Он стоял с топором в руках и сохранял полнейшее спокойствие. На прежнем месте была и голова леди Тёртон, по-прежнему торчавшая из прорези, однако лицо ее приобрело пепельно-серый оттенок, а рот то открывался, то закрывался, и в горле у нее словно булькало.
– Послушай, Джелкс, – говорил сэр Бэзил. – О чем ты только думаешь? Эта штука ведь очень опасна. Дай-ка лучше ножовку.
Он поменял инструмент, и я увидел, как его щеки впервые порозовели, а в уголках глаз быстро задвигались морщинки, предвещая улыбку.
Nunc Dimittis[23]
Уже почти полночь, и я понимаю, что если сейчас же не начну записывать эту историю, то никогда этого не сделаю. Весь вечер я пытался заставить себя приступить к делу. Но чем больше думал о случившемся, тем большие ощущал стыд и смятение.
Я пытался (и, думаю, правильно делал) проанализировать случившееся и найти если не причину, то хоть какое-то оправдание своему возмутительному поведению по отношению к Жанет де Пеладжа. При этом вину свою я признаю. Я хотел (и это самое главное) обратиться к воображаемому сочувствующему слушателю, некоему мифическому «вы», человеку доброму и отзывчивому, которому я мог бы без стеснения поведать об этом злосчастном происшествии во всех подробностях. Мне остается лишь надеяться, что волнение не помешает мне довести рассказ до конца.

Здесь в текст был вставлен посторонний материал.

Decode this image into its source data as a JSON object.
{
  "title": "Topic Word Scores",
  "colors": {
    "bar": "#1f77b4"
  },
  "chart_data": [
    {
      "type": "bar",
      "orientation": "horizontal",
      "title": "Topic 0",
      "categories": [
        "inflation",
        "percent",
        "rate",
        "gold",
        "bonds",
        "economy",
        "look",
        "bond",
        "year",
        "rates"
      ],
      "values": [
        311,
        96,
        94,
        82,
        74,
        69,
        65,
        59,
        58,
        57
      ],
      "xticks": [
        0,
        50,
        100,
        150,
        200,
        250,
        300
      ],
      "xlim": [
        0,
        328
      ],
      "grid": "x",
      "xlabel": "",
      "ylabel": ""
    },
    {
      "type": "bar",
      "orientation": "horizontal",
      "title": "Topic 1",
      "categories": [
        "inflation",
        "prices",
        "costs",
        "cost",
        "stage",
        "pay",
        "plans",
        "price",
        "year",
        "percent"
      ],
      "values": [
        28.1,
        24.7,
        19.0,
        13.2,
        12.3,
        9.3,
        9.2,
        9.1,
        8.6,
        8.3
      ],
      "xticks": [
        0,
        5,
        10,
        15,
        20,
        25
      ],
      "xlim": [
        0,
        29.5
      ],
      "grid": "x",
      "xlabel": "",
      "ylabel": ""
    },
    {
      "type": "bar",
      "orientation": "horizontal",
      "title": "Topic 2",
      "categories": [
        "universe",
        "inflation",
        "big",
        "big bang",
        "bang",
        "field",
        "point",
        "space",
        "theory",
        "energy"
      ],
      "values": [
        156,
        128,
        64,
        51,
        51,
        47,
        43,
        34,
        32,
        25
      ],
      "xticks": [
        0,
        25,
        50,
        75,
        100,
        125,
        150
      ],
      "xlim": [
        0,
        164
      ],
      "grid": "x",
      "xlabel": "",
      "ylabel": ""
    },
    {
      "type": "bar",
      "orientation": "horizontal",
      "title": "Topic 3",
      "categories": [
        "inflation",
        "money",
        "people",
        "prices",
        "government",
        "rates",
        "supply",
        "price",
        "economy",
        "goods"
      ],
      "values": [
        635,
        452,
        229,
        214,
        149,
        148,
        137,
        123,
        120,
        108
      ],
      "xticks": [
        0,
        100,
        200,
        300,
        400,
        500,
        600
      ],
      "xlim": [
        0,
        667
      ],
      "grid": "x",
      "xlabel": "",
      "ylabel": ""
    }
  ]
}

Если уж говорить по совести, то надобно, полагаю, признаться, что более всего меня беспокоят не ощущение стыда и даже не оскорбление, нанесенное мною бедной Жанет, а сознание того, что я вел себя чудовищно глупо и что все мои друзья – если я еще могу их так называть, – все эти сердечные и милые люди, так часто бывавшие в моем доме, теперь, должно быть, думают обо мне как о злом, мстительном старике. Да, это задевает меня за живое. А если я скажу, что мои друзья это вся моя жизнь, все, абсолютно все, – тогда, быть может, вам легче будет меня понять.
Однако сможете ли вы понять меня? Сомневаюсь, но, чтобы облегчить свою задачу, я отвлекусь ненадолго и расскажу, что я собой представляю.
Гм, дайте-ка подумать. По правде говоря, я, пожалуй, являю собою особый тип – притом, заметьте, редкий, но тем не менее совершенно определенный, – тип человека состоятельного, привыкшего к размеренному образу жизни, образованного, средних лет, обожаемого (я тщательно выбираю слова) своими многочисленными друзьями за шарм, деньги, ученость, великодушие и – я искренне надеюсь на это – за то, что он вообще существует. Его (этот тип) можно встретить только в больших столицах – в Лондоне, Париже, Нью-Йорке, в этом я убежден. Деньги, которые он имеет, заработаны его отцом, но памятью о нем он склонен пренебрегать. Тут он не виноват, потому как есть в его характере нечто такое, что заставляет его втайне смотреть свысока на всех тех, у кого так и не хватило ума узнать, чем отличается Рокингем[24] от Споуда[25], уотерфорд[26] от венециана[27], шератон[28] от чиппендейла[29], Моне от Мане или хотя бы поммар от монтраше[30].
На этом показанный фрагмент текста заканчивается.